V
La pobreza, buena vecina de la miseria

Marius sentía simpatía por aquel cándido anciano que se veía cogido lentamente por la indigencia y que se iba asombrando poco a poco, sin entristecerse aún. Marius encontraba a Courfeyrac y buscaba al señor Mabeuf. No obstante, lo hacía muy raramente; a lo sumo una o dos veces por mes.

El mayor placer de Marius era dar largos paseos solo por los bulevares exteriores, o por el Campo de Marte, o también por las avenidas menos frecuentadas del Luxemburgo. Algunas veces pasaba medio día contemplando el jardín de un hortelano, los cuadros de lechugas, las gallinas en el estiércol, o un caballo dando vueltas a una noria. Los paseantes le miraban con sorpresa y algunos hallaban en él un aspecto siniestro y una fisonomía sospechosa. Empero, no era más que un joven pobre, meditando sin objeto.

En uno de estos paseos había descubierto la casa Gorbeau, y su aislamiento y bajo precio le tentaron, por lo que se instaló en ella. No se le conocía allí por otro nombre que por el de señor Marius.

Algunos de los antiguos generales o compañeros de su padre le invitaron, cuando le conocieron, a que fuese a visitarlos; y Marius no había rehusado. Eran ocasiones de hablar de su padre. Así, pues, de vez en cuando iba a casa del conde Pajol, a casa del general Bellavesne, del general Fririon, en los Inválidos. Había música y baile. En aquellas noches, Marius se ponía su traje nuevo. Pero no iba nunca a aquellas reuniones ni bailes más que los días en que helaba mucho, porque no podía pagar un coche, y no quería llevar las botas sino como un espejo.

Decía algunas veces, pero sin amargura: «Los hombres están constituidos de tal modo que en un salón pueden entrar cubiertos de lodo por todas partes, excepto en las botas. Para entrar allí, no os piden más que una cosa irreprochable: ¿la conciencia?, no, las botas».

Todas las pasiones, excepto las del corazón, se disipan con la meditación. La fiebre política de Marius se había desvanecido. La Revolución de 1830, satisfaciéndole y calmándole, había ayudado a este fin. Seguía teniendo las mismas opiniones, pero se habían dulcificado. Propiamente hablando, no tenía ya opiniones, tenía simpatías. ¿De qué parte estaba? De parte de la humanidad. En la humanidad escogía a Francia; en la nación escogía al pueblo; en el pueblo escogía a la mujer. A ésta dirigía especialmente su piedad. Ahora prefería una idea a un hecho, un poeta a un héroe, y admiraba más un libro como el de Job que un suceso como Marengo. Y luego, cuando tras un día de meditación se iba por las noches a los bulevares, y a través de las ramas de los árboles descubría el espacio sin fondo, los resplandores sin nombre, el abismo, la sombra, el misterio, todo lo que es humano le resultaba pequeño.
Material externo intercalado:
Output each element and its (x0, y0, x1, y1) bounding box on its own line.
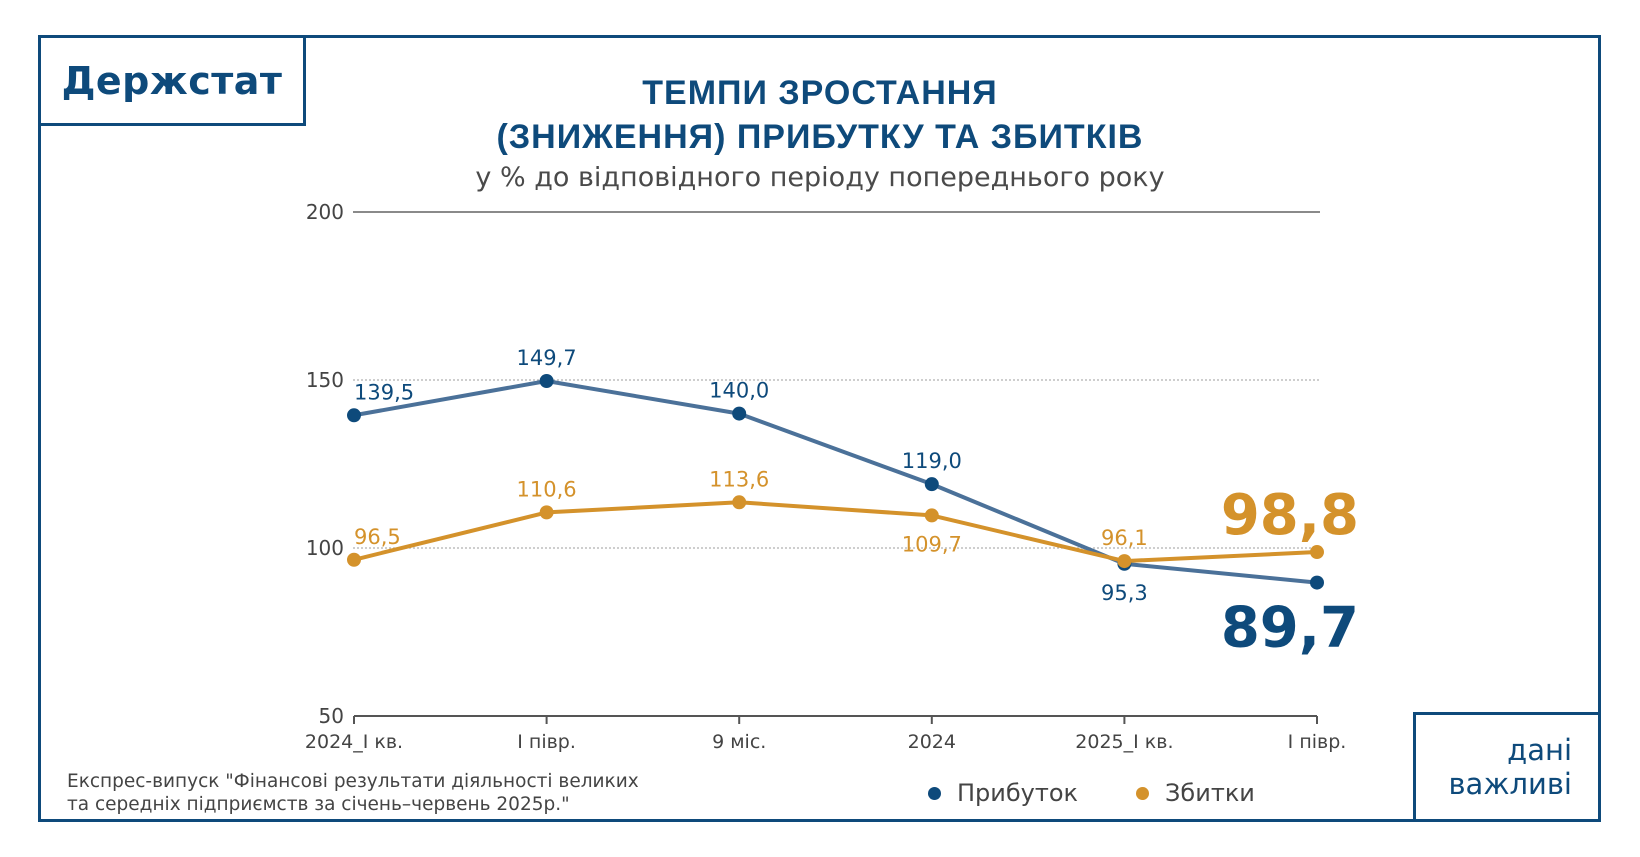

Creía, y tal vez con razón, haber llegado a la verdad de la vida y de la filosofía humana, y había terminado por no mirar casi más que al cielo, única cosa que la verdad puede ver desde el fondo de su pozo.
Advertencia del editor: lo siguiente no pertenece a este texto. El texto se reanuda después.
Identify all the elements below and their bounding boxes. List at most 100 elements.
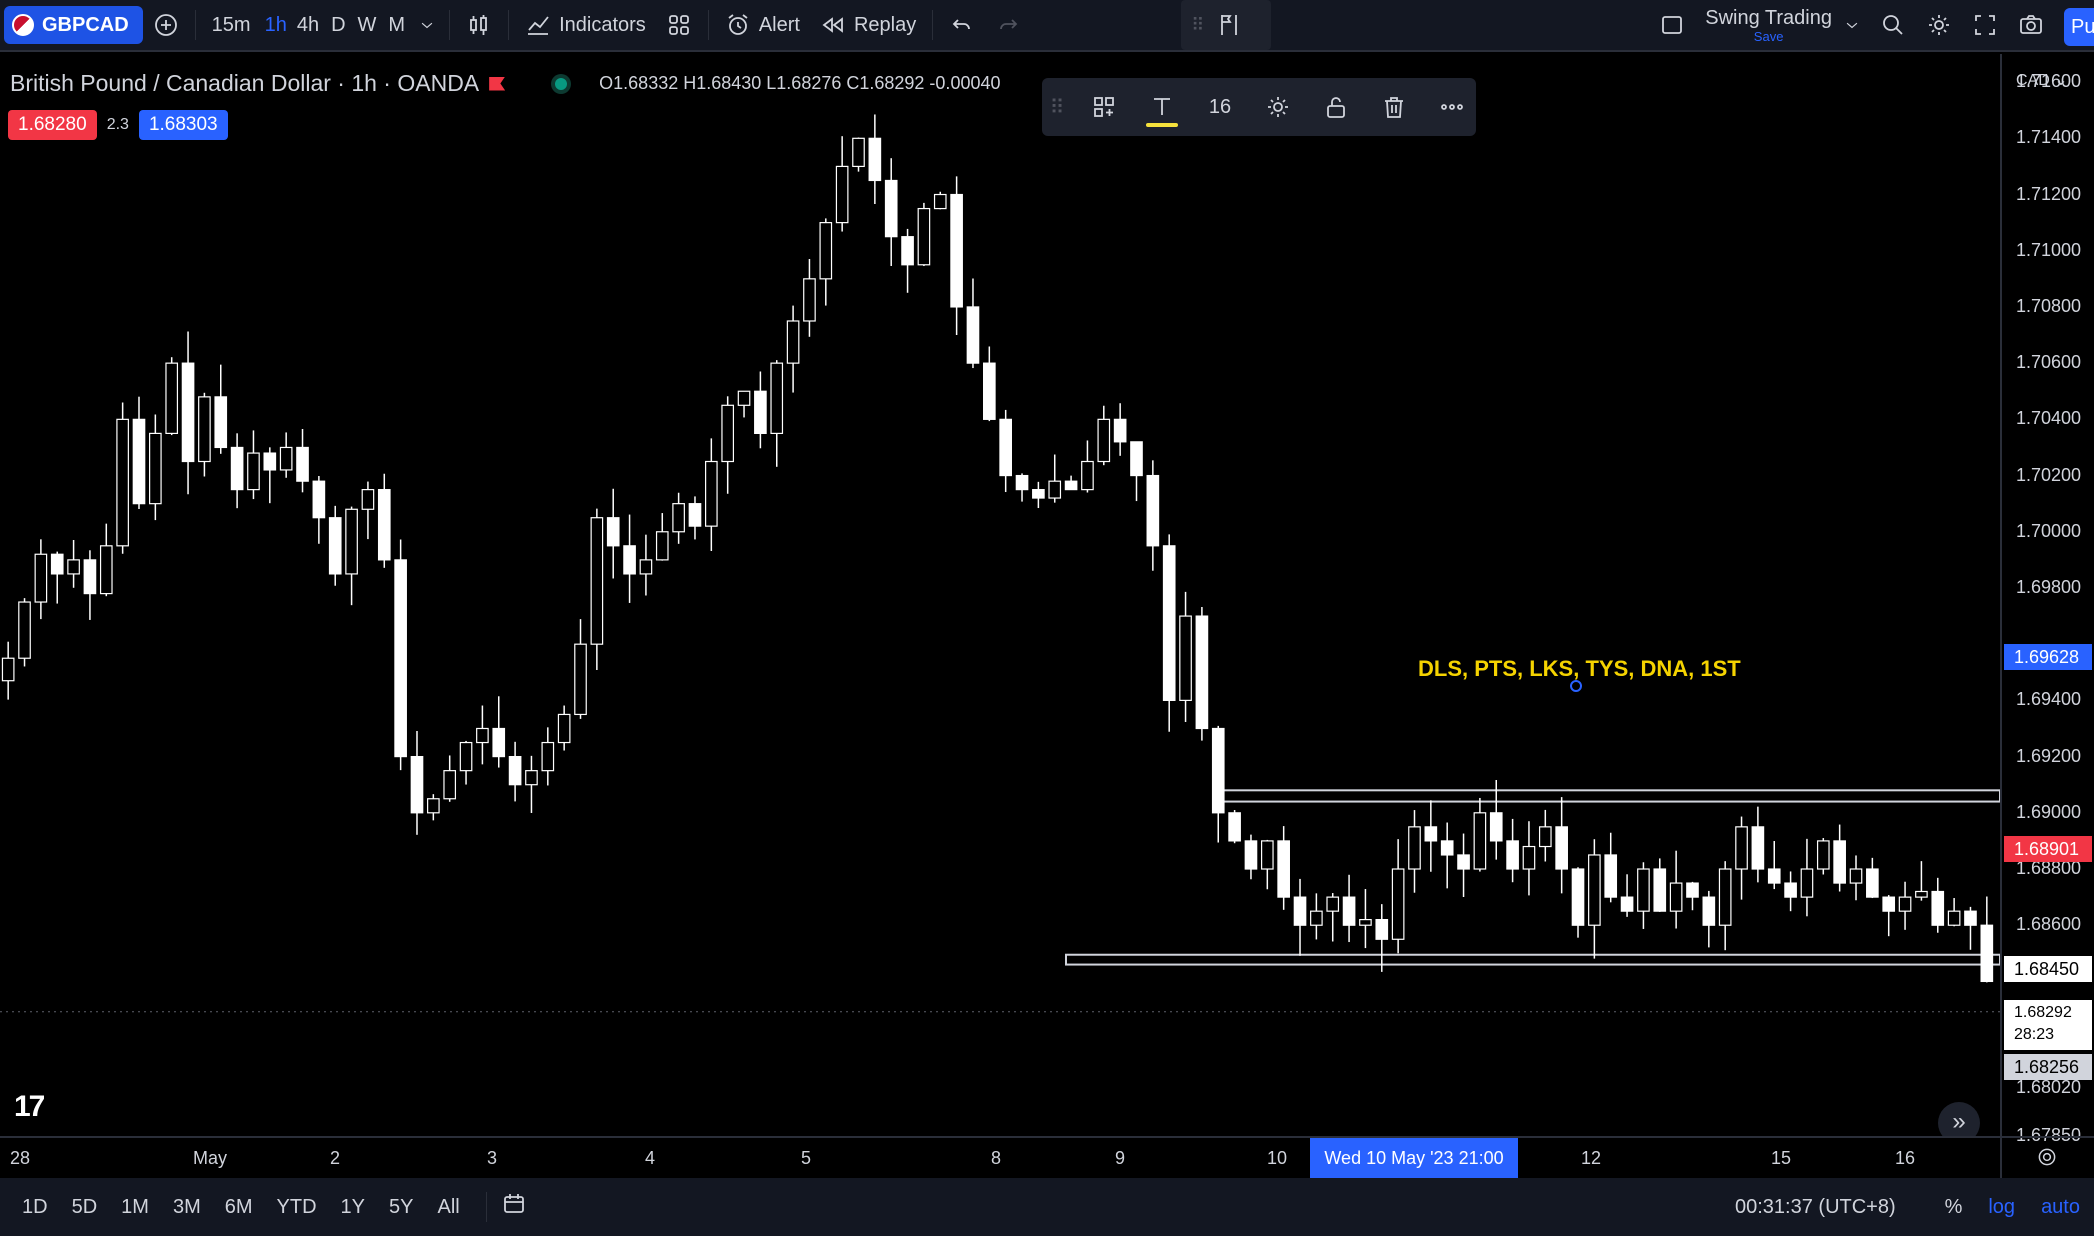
- alert-button[interactable]: Alert: [715, 0, 810, 51]
- candle: [835, 136, 849, 232]
- font-size-button[interactable]: 16: [1208, 95, 1232, 118]
- price-axis[interactable]: CAD ⌄ 1.71600 1.71400 1.71200 1.71000 1.7080…: [2000, 54, 2094, 1145]
- price-scale-label: 1.71200: [2016, 183, 2082, 204]
- candle: [983, 346, 996, 422]
- settings-button[interactable]: [1916, 0, 1962, 51]
- time-axis[interactable]: 28 May 2 3 4 5 8 9 10 12 15 16 Wed 10 Ma…: [0, 1136, 2000, 1178]
- timeframe-1h[interactable]: 1h: [264, 13, 287, 36]
- sell-price-button[interactable]: 1.68280: [8, 110, 97, 140]
- price-scale-label: 1.68020: [2016, 1077, 2082, 1098]
- time-label: 9: [1114, 1148, 1126, 1168]
- indicators-button[interactable]: Indicators: [515, 0, 656, 51]
- object-tree-button[interactable]: [1086, 89, 1122, 125]
- price-chart[interactable]: [0, 54, 2000, 1136]
- indicators-label: Indicators: [559, 13, 646, 36]
- candle: [1310, 893, 1323, 940]
- timeframe-15m[interactable]: 15m: [211, 13, 251, 36]
- scroll-to-realtime-button[interactable]: »: [1938, 1102, 1980, 1136]
- buy-price-button[interactable]: 1.68303: [138, 110, 228, 140]
- price-scale-label: 1.67850: [2016, 1125, 2082, 1145]
- range-all[interactable]: All: [437, 1195, 460, 1218]
- candle: [933, 191, 947, 210]
- price-zone-rectangle[interactable]: [1217, 789, 2000, 803]
- snapshot-button[interactable]: [2008, 0, 2054, 51]
- candle: [1882, 895, 1896, 937]
- chart-type-button[interactable]: [456, 0, 502, 51]
- more-button[interactable]: [1434, 89, 1470, 125]
- timeframe-dropdown[interactable]: [411, 0, 443, 51]
- candle: [1457, 833, 1470, 897]
- redo-button[interactable]: [985, 0, 1031, 51]
- price-zone-rectangle[interactable]: [1065, 953, 2000, 966]
- candle: [1571, 867, 1585, 938]
- range-6m[interactable]: 6M: [224, 1195, 253, 1218]
- range-3m[interactable]: 3M: [172, 1195, 201, 1218]
- timeframe-d[interactable]: D: [331, 13, 346, 36]
- timezone-clock[interactable]: 00:31:37 (UTC+8): [1735, 1195, 1896, 1218]
- templates-button[interactable]: [656, 0, 702, 51]
- timeframe-w[interactable]: W: [357, 13, 377, 36]
- chart-text-annotation[interactable]: DLS, PTS, LKS, TYS, DNA, 1ST: [1418, 656, 1741, 681]
- candle: [214, 364, 228, 454]
- candle: [1032, 481, 1045, 509]
- go-to-date-button[interactable]: [501, 1191, 527, 1223]
- replay-label: Replay: [853, 13, 917, 36]
- timeframe-4h[interactable]: 4h: [296, 13, 320, 36]
- search-button[interactable]: [1870, 0, 1916, 51]
- candle: [1211, 725, 1225, 843]
- candle: [1555, 797, 1568, 894]
- log-scale-toggle[interactable]: log: [1988, 1195, 2016, 1218]
- drag-handle-icon[interactable]: ⠿: [1049, 96, 1065, 119]
- candle: [149, 414, 162, 521]
- compare-symbol-button[interactable]: [143, 0, 189, 51]
- candle: [672, 492, 685, 544]
- candle: [1195, 607, 1209, 741]
- candle: [917, 202, 931, 267]
- text-color-button[interactable]: [1144, 89, 1180, 127]
- current-price: 1.68292: [2014, 1004, 2072, 1021]
- price-scale-label: 1.69400: [2016, 689, 2082, 710]
- candles-icon: [470, 15, 487, 35]
- range-1m[interactable]: 1M: [121, 1195, 149, 1218]
- symbol-label: GBPCAD: [42, 13, 129, 36]
- candle: [1359, 889, 1372, 949]
- symbol-description: British Pound / Canadian Dollar · 1h · O…: [10, 70, 480, 96]
- symbol-search-button[interactable]: GBPCAD: [4, 6, 143, 44]
- range-ytd[interactable]: YTD: [276, 1195, 317, 1218]
- fullscreen-icon: [1975, 15, 1995, 35]
- candle: [116, 402, 129, 554]
- range-1y[interactable]: 1Y: [340, 1195, 366, 1218]
- delete-button[interactable]: [1376, 89, 1412, 125]
- range-1d[interactable]: 1D: [22, 1195, 48, 1218]
- candle: [247, 430, 260, 500]
- percent-scale-toggle[interactable]: %: [1944, 1195, 1963, 1218]
- axis-settings-corner[interactable]: [2000, 1136, 2094, 1178]
- annotation-anchor-handle[interactable]: [1570, 680, 1582, 692]
- drawing-toolbar-grip[interactable]: ⠿: [1181, 0, 1272, 50]
- timeframe-m[interactable]: M: [388, 13, 406, 36]
- candle: [1866, 857, 1879, 899]
- tradingview-logo[interactable]: 17: [14, 1090, 45, 1123]
- gear-icon: [1929, 15, 1949, 35]
- grid-icon: [668, 15, 689, 35]
- candle: [1408, 810, 1421, 893]
- range-5y[interactable]: 5Y: [389, 1195, 414, 1218]
- flag-icon[interactable]: [489, 76, 506, 91]
- candle: [999, 409, 1012, 493]
- chart-pane[interactable]: British Pound / Canadian Dollar · 1h · O…: [0, 54, 2000, 1136]
- currency-selector[interactable]: CAD ⌄: [2016, 72, 2068, 89]
- currency-label: CAD: [2016, 72, 2050, 89]
- lock-button[interactable]: [1318, 89, 1354, 125]
- undo-button[interactable]: [939, 0, 985, 51]
- candle: [181, 331, 195, 495]
- drawing-settings-button[interactable]: [1260, 89, 1296, 125]
- publish-button[interactable]: Pu: [2064, 8, 2094, 46]
- fullscreen-button[interactable]: [1962, 0, 2008, 51]
- candle: [1015, 473, 1029, 502]
- auto-scale-toggle[interactable]: auto: [2041, 1195, 2080, 1218]
- range-5d[interactable]: 5D: [71, 1195, 98, 1218]
- replay-button[interactable]: Replay: [810, 0, 926, 51]
- layout-toggle-button[interactable]: [1649, 0, 1695, 51]
- candle: [1538, 809, 1552, 862]
- layout-menu-button[interactable]: Swing Trading Save: [1695, 0, 1870, 51]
Esto no le impedía multiplicar los planes, las combinaciones, los castillos en el aire, los proyectos para el porvenir. En este estado de meditación, si un ojo humano hubiera mirado el interior de Marius, se habría quedado deslumbrado por la pureza de su alma. En efecto, si hubiese sido dado a nuestros ojos de carne ver en la conciencia del prójimo, se juzgaría con más acierto a un hombre por lo que suena en su imaginación que por lo que piensa. En el pensamiento hay voluntad, pero no la hay en el sueño. El sueño, cuando es espontáneo, adopta y conserva, aun en lo gigantesco e ideal, la figura de nuestro espíritu; nada sale más directa y más sinceramente del fondo mismo de nuestra alma que nuestras aspiraciones irreflexivas y desmesuradas hacia los esplendores del destino. En estas aspiraciones, más que en las ideas compuestas, razonadas y coordinadas, es posible encontrar el verdadero carácter del hombre. Nuestras quimeras son los objetos que más se nos parecen. Cada uno sueña con lo desconocido y lo imposible según su naturaleza.
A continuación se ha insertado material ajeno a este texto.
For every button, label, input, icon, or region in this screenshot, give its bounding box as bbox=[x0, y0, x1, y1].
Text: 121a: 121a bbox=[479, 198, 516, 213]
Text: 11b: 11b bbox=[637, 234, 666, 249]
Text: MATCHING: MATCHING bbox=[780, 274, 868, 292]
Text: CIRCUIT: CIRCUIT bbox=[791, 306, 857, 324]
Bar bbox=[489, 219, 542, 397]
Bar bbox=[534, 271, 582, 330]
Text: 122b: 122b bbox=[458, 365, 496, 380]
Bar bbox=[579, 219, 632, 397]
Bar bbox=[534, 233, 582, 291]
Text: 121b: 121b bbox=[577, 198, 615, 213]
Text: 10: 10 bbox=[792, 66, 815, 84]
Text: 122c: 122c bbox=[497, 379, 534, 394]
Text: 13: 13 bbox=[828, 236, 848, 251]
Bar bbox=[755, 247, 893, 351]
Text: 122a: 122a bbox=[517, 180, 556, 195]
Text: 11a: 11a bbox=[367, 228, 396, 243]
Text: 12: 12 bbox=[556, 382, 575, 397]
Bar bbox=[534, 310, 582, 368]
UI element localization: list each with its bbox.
Hacia mediados de aquel año de 1831, la vieja que servía a Marius le contó que iban a despedir a sus vecinos, a la miserable familia Jondrette. Marius, que pasaba casi todo el día fuera de casa, apenas conocía a sus vecinos.

—¿Y por qué los despiden? —preguntó.

—Porque no pagan el alquiler. Deben dos trimestres.

—¿Cuánto es?

—Veinte francos —contestó la vieja.

—Tomad —dijo a la vieja—, aquí tenéis veinticinco francos. Pagad por esa pobre gente, dadles cinco francos y no digáis que lo hago yo.